Comment la censure fonctionne : Berdymukhamedov exerce un contrôle absolu sur tous les domaines de la vie au Turkménistan, y compris les médias, dont il use pour promouvoir le culte de sa personnalité. Son régime réprime les voix indépendantes en gardant des journalistes en détention et en les jetant en prison et – selon Radio Free Europe/Radio Liberty (RFE/RL) financée par le Congrès des États-Unis – en forçant d’autres à fuir le pays. Tous les médias appartiennent au gouvernement ou sont sévèrement contrôlés par lui. Une poignée de médias indépendants ciblant le Turkménistan, tels que Khronika Turkmenistana (Chroniques du Turkménistan), opèrent en exil, et toute personne cherchant à accéder à ce site Web est susceptible d’être interrogée par les autorités, selon OpenDemocracy. Les correspondants travaillant pour le service Turkmène de RFE/RL utilisent des pseudonymes et certains d’entre eux ont été incarcérés, agressés et se sont vu interdire de voyager. Seuls 21 % environ de la population du pays ont accès à Internet, d’après l’Union international des télécommunications des Nations unies.

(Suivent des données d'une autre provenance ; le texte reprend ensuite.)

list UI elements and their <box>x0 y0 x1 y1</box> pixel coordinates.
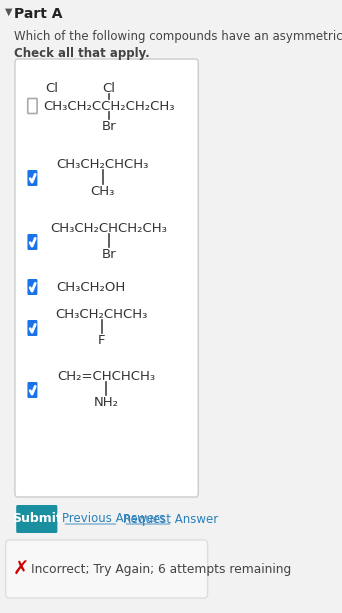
Text: Incorrect; Try Again; 6 attempts remaining: Incorrect; Try Again; 6 attempts remaini… <box>31 563 291 576</box>
Text: Submit: Submit <box>12 512 62 525</box>
FancyBboxPatch shape <box>28 99 37 113</box>
FancyBboxPatch shape <box>27 382 37 398</box>
Text: Check all that apply.: Check all that apply. <box>14 47 149 60</box>
Text: Cl: Cl <box>103 82 116 95</box>
Text: CH₂=CHCHCH₃: CH₂=CHCHCH₃ <box>57 370 155 383</box>
Text: ▼: ▼ <box>5 7 13 17</box>
FancyBboxPatch shape <box>16 505 57 533</box>
Text: CH₃CH₂CCH₂CH₂CH₃: CH₃CH₂CCH₂CH₂CH₃ <box>43 100 175 113</box>
Text: CH₃CH₂CHCH₃: CH₃CH₂CHCH₃ <box>55 308 148 321</box>
Text: ✗: ✗ <box>13 560 29 579</box>
FancyBboxPatch shape <box>27 279 37 295</box>
Text: Part A: Part A <box>14 7 62 21</box>
Text: Previous Answers: Previous Answers <box>62 512 166 525</box>
FancyBboxPatch shape <box>15 59 198 497</box>
Text: Which of the following compounds have an asymmetric center?: Which of the following compounds have an… <box>14 30 342 43</box>
Text: Request Answer: Request Answer <box>123 512 219 525</box>
Text: CH₃CH₂OH: CH₃CH₂OH <box>56 281 125 294</box>
Text: Br: Br <box>102 120 116 133</box>
Text: CH₃CH₂CHCH₂CH₃: CH₃CH₂CHCH₂CH₃ <box>51 222 168 235</box>
Text: Br: Br <box>102 248 116 261</box>
FancyBboxPatch shape <box>27 234 37 250</box>
FancyBboxPatch shape <box>27 170 37 186</box>
Text: Cl: Cl <box>45 82 58 95</box>
Text: NH₂: NH₂ <box>93 396 118 409</box>
FancyBboxPatch shape <box>27 320 37 336</box>
Text: CH₃CH₂CHCH₃: CH₃CH₂CHCH₃ <box>57 158 149 171</box>
Text: CH₃: CH₃ <box>91 185 115 198</box>
FancyBboxPatch shape <box>5 540 208 598</box>
Text: F: F <box>98 334 105 347</box>
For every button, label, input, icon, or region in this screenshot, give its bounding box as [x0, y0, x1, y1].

Le régime bloque les publications internationales en ligne et interdit l’utilisation de RPV et d’autres logiciels préservant l’anonymat, selon l’Indice de durabilité des médias d’IREX 2017. L’accès pour les médias étrangers est rare ; à l’approche des Jeux asiatiques des sports en salle et des arts martiaux en 2017, les autorités ont annulé l’accréditation de plusieurs journalistes britanniques, d’après le Guardian. RFE/RL a rapporté en février 2019 que les autorités « se sont activement penchées sur la technologie de surveillance occidentale ».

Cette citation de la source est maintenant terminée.